Pull apart the jackfruit into small chunks of “white meat” ahead of time and marinate it in a cup of the no-chicken broth in the fridge for several hours or overnight if you want it to stand in for chicken and are using the whole can. (Even if I’m making it with tofu and vegetable broth, I’ll throw in half a can – the restaurant where I was introduced to this soup put some in, causing my vegetarian friend and me to freak out over the “chicken.”)

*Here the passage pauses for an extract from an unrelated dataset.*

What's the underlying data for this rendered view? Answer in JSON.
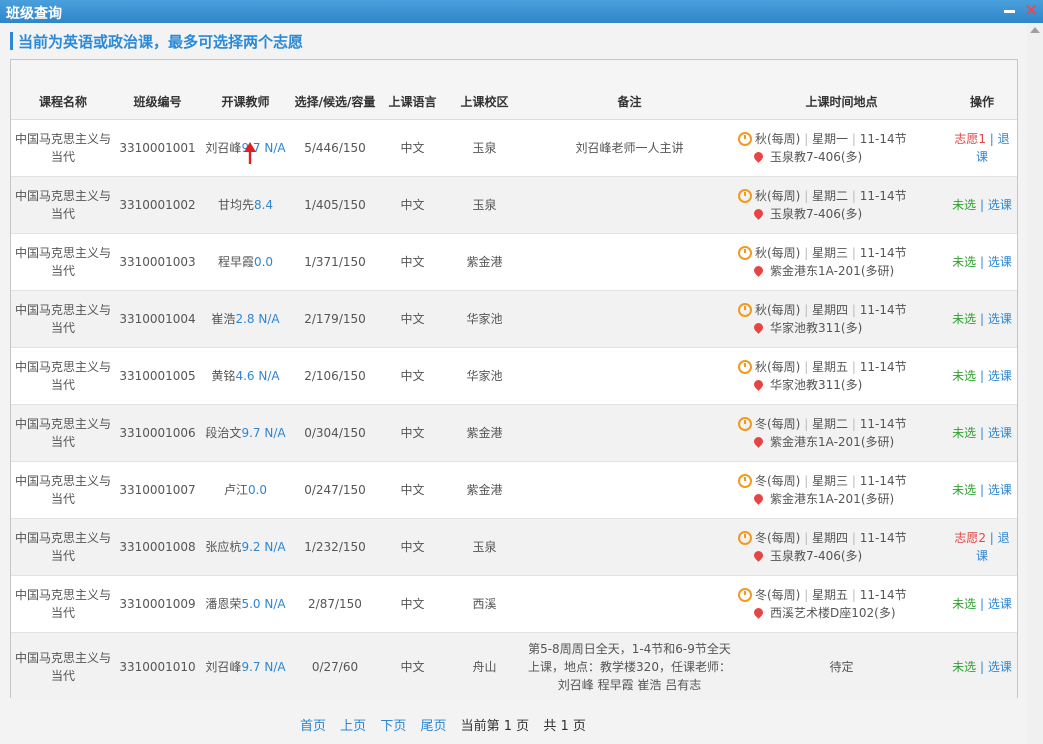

In a large saucepan or dutch oven, saute the shallots over medium heat in a little rice bran oil and water until they become soft. Add the veggie or no-chicken stock, ginger/galangal, lemongrass, tamari/soy, red curry paste, lime zest and juice, coconut milk, and stevia and stir to combine. Bring the pot to a boil. Add the vegetables (mushrooms, tomatoes, carrots, bok choy etc.) and the jackfruit (with its marinating stock, if applicable), and simmer until the vegetables are cooked but not overcooked (about 15 minutes, zucchini needs less time). Add the oven-fried tofu (if using) and let it heat through, then stir in the basil and chili rounds just before serving. You can fish out the ginger/galangal and lemongrass, or just tell your guests to leave it behind… it won’t hurt them, but it’s really fibrous and hard to chew!

Serve Domme Kha on its own, or lording it over a scoop of rice in a bowl. Make it fancy with the sprouts and cilantro.

*Lime zest is used here as kaffir lime leaves can be hard to find, but use 4-6 if you’ve got ’em. Steep them whole like bay leaves. they’re not to be eaten. If you don’t have a zester, use a fine grater and grate off just the green part of the peel.

**Thai red chilis are traditional here, but again, you tend to have to find them in specialty markets and they’re usually sold in larger quantities. Use no more than 2 for a medium-hot soup, but feel free to use more if you get off on exit burn.